C’est une avancée majeure pour la protection des professionnels santé. L’Assemblée nationale a adopté à l’unanimité une proposition de loi (PPL) portée par Philippe Pradal (Horizons) dans le cadre de la niche parlementaire dédiée à son groupe. Celle-ci s’inspire du plan de 42 mesures, présenté en septembre 2023, imaginées par l’ancienne ministre Agnès Firmin Le Bodo, qui a depuis retrouvé sa place de députée.
Cette PPL s’inscrit dans un contexte où les soignants sont de plus en plus menacés, comme le rappelle à la tribune l’actuel ministre délégué à la Santé Frédéric Valletoux. « Chaque année, plus de 20 000 signalements sont recensés, pour environ 30 000 atteintes aux personnes et 5 000 atteintes aux biens ». L’Ordre des médecins, qui recueille les déclarations des libéraux, a lui constaté « en 2023 une hausse de 21 % en un an des agressions et des actes de violence ». Dans les établissements enfin, « plus de 30 000 professionnels sont agressés chaque année, dont 45 % d’infirmiers », indique-t-il. Avant de clamer avec force : « La tolérance zéro est non négociable. »
Favoriser le dépôt de plainte des soignants
Mesure phare du texte, l’article 3 ouvre la possibilité à « l’employeur » d’un professionnel de santé ou d’un membre du personnel d’un établissement de santé ayant subi des violences, à l’occasion de l’exercice de ses fonctions ou en raison de ses fonctions, de déposer plainte à sa place, après avoir recueilli son « consentement écrit ». Une disposition primordiale, qui correspond à une demande des soignants.
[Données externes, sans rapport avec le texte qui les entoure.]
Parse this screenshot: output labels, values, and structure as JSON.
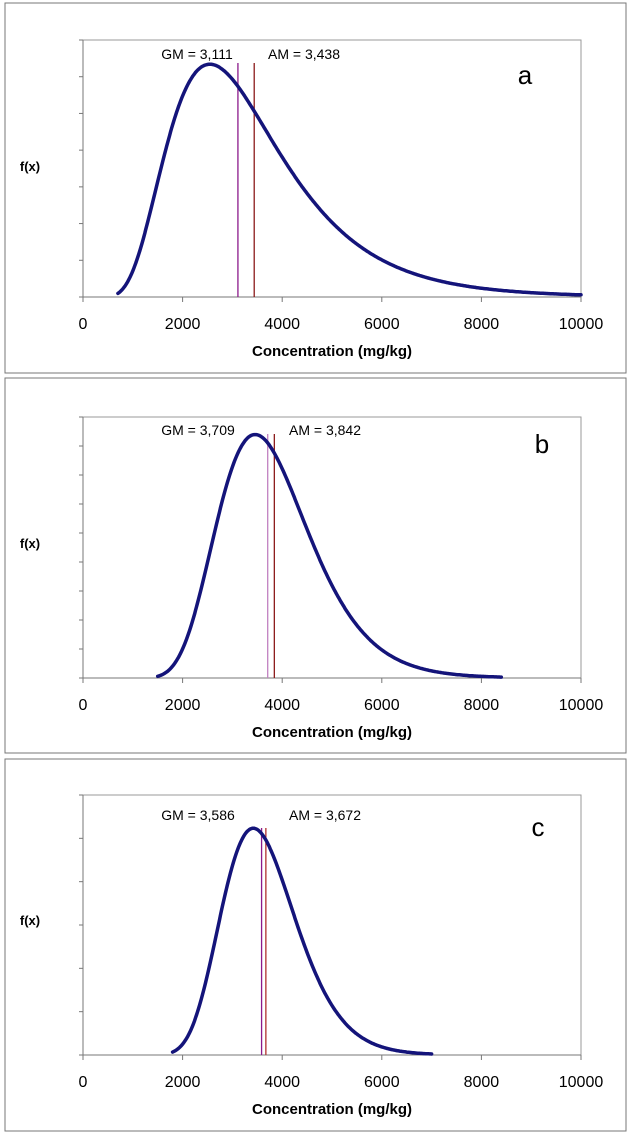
{
  "chart_data": [
    {
      "type": "line",
      "panel_label": "a",
      "xlabel": "Concentration (mg/kg)",
      "ylabel": "f(x)",
      "xlim": [
        0,
        10000
      ],
      "xticks": [
        "0",
        "2000",
        "4000",
        "6000",
        "8000",
        "10000"
      ],
      "ylim": [
        0,
        0.00035
      ],
      "ytick_step": 5e-05,
      "ytick_labels_shown": false,
      "grid": false,
      "distribution": "lognormal",
      "curve_x_range": [
        700,
        10000
      ],
      "gm": 3111,
      "am": 3438,
      "gm_label": "GM = 3,111",
      "am_label": "AM = 3,438",
      "curve_color": "#14147a",
      "gm_color": "#8b1a8b",
      "am_color": "#8b1a1a"
    },
    {
      "type": "line",
      "panel_label": "b",
      "xlabel": "Concentration (mg/kg)",
      "ylabel": "f(x)",
      "xlim": [
        0,
        10000
      ],
      "xticks": [
        "0",
        "2000",
        "4000",
        "6000",
        "8000",
        "10000"
      ],
      "ylim": [
        0,
        0.00045
      ],
      "ytick_step": 5e-05,
      "ytick_labels_shown": false,
      "grid": false,
      "distribution": "lognormal",
      "curve_x_range": [
        1500,
        8400
      ],
      "gm": 3709,
      "am": 3842,
      "gm_label": "GM = 3,709",
      "am_label": "AM = 3,842",
      "curve_color": "#14147a",
      "gm_color": "#c080c0",
      "am_color": "#8b1a1a"
    },
    {
      "type": "line",
      "panel_label": "c",
      "xlabel": "Concentration (mg/kg)",
      "ylabel": "f(x)",
      "xlim": [
        0,
        10000
      ],
      "xticks": [
        "0",
        "2000",
        "4000",
        "6000",
        "8000",
        "10000"
      ],
      "ylim": [
        0,
        0.0006
      ],
      "ytick_step": 0.0001,
      "ytick_labels_shown": false,
      "grid": false,
      "distribution": "lognormal",
      "curve_x_range": [
        1800,
        7000
      ],
      "gm": 3586,
      "am": 3672,
      "gm_label": "GM = 3,586",
      "am_label": "AM = 3,672",
      "curve_color": "#14147a",
      "gm_color": "#8b1a8b",
      "am_color": "#b03030"
    }
  ]
}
Contacté, le rapporteur du texte, Philippe Pradal, indique au Quotidien que cette mesure concerne également les professionnels libéraux – dont les médecins – exerçant en cabinet isolé. S’ils n’ont effectivement pas d’employeur, ce pourrait être une institution représentative – l’Ordre, les syndicats professionnels ou les URPS – qui portent plainte à leur place, grâce à un décret, en cours d’élaboration avec Ségur.
« Il existe une diversité de solutions, qui dépendent du maillage territorial. Il faut trouver une solution pour chaque professionnel. De façon à ce que, peu importe où, s’il est agressé et qu’il n’a pas la possibilité ou l’envie de porter plainte, avec son accord, quelqu’un le fasse à sa place », explique-t-il.
Et pour les soignants qui n’osent pas porter plainte par peur de représailles et/ou de révélation de leur adresse personnelle, mais qui veulent le faire en leur nom, un amendement porté par Astrid Panosyan-Bouvet (Renaissance) leur permettra de déclarer comme domicile l’adresse de l’Ordre professionnel au tableau duquel il est inscrit – ou du commissariat ou de la brigade de gendarmerie locale.
Durcissements pour les vols et outrages
Le texte voté contient également une disposition pour aggraver la sanction en cas de violences commises à l’encontre d’un professionnel de santé « ou un membre du personnel d’un établissement de santé, d’un centre de santé, d’une maison de santé, d’une maison de naissance, d’un cabinet d’exercice libéral d’une profession de santé, d’une officine de pharmacie, d’un laboratoire de biologie médicale ou d’un établissement ou service social ou médico-social ».
Une extension aussi du champ d’application des circonstances aggravantes aux vols « lorsqu'il porte sur du matériel médical ou paramédical ou lorsqu’il est commis dans un établissement de santé ». Idem, le délit d’outrage est étendu à tous les professionnels de santé et les circonstances aggravantes lorsqu’il est commis à l’intérieur des établissements mentionnés plus haut.
Le texte prévoit l’application de toutes ces dispositions aux collectivités d’outre-mer.
Rapport attendu sur les urgences
Enfin, le groupe La France Insoumise (LFI) a fait adopter un amendement pour que le gouvernement remette un rapport sur « les besoins relatifs à la protection des professionnels intervenant dans les services d’urgences », au plus tard le 1er juin 2026.
Avec la procédure accélérée, le député Philippe Pradel confie que l’examen au Sénat, puis le retour en deuxième lecture à l’Assemblée devraient « aller assez vite ».